A couple of nights ago, quite late, I came across some people camped out in sleeping bags in front of the Berlinale's public ticket counter. When I asked them what they were in line for, they said, "Kraftidioten." Now I know why: a terrifically smart and funny Norwegian thriller starring Stellan Skarsgard and Bruno Ganz, "Kraftidioten (In Order of Disappearance)" has great appeal across borders. (Norwegian trailer below.)
Set in a small town where Skarsgard's Nils Dickman is the snow-plow man, the film begins with some beautiful winter scenery as Dickman's plow smashes through it, throwing snow in huge, cascading arcs. Soon thereafter, the English title – "In Order Of Disappearance" -- appears, letting us know that Bergman is not in the hood. Throughout, whenever someone meets an end, they get their own title card with their name beneath a cross. Following an ordered beginning, with Dickman winning a man-of-the-year award while his baggage-handler son unloads a plane at the local airport, things go quickly and mysteriously awry, setting into motion a dark tale of revenge- and drug-world killings -- and layer upon layer of filial love replaced with pain.

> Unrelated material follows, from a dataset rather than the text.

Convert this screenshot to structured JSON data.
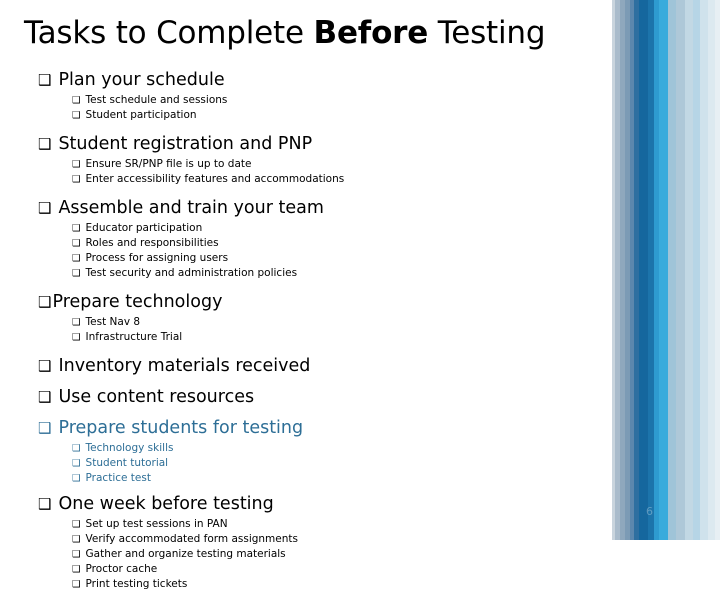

The area drug business has been carved up between two competing drug cartels, a Norwegian one headed by Greven (Pal Sverre Hagen) and a Serbian faction led by a don known as Papa (Bruno Ganz). When Greven's men start to disappear, he naturally suspects the Serbs, and decides upon revenge – unwisely, in more ways than one. Despite its dark underpinnings, director Hans Petter Moland, screenwriter Kim Fupz Aakeson and crew have a lot of fun with all of this, from the dialogue to the production design. One delightful scene features two of the Serbian henchmen discussing the absurdly civilized merits of Norwegian prisons, and playful Scandinavian commentary abounds.
"Kraftidioten" roughly translates as power idiots, but at the film's center is Skarsgard's steady, kind, brutal everyman. Along with his performance in Lars von Trier's "Nymphomaniac," the long version of which premiered here on Sunday, this fine Swedish actor has my early vote for the 64th Berlinale's MVP award (which doesn't exist but should). Ganz is Ganz, here no less a powerful figure for his lack of dialogue -- just looking at the guy, or being looked at by him, is enough to cause trembling of one sort or another. The reedy, pony-tailed Hagen, meanwhile, makes for a pleasingly loathsome Greven.
If the film's end is a tad too Tarantino, and early Tarantino at that, Moland can be forgiven; the director, who studied at Emerson College and has been directing for 20 years, has fashioned a clever, stylish and satisfying entertainment.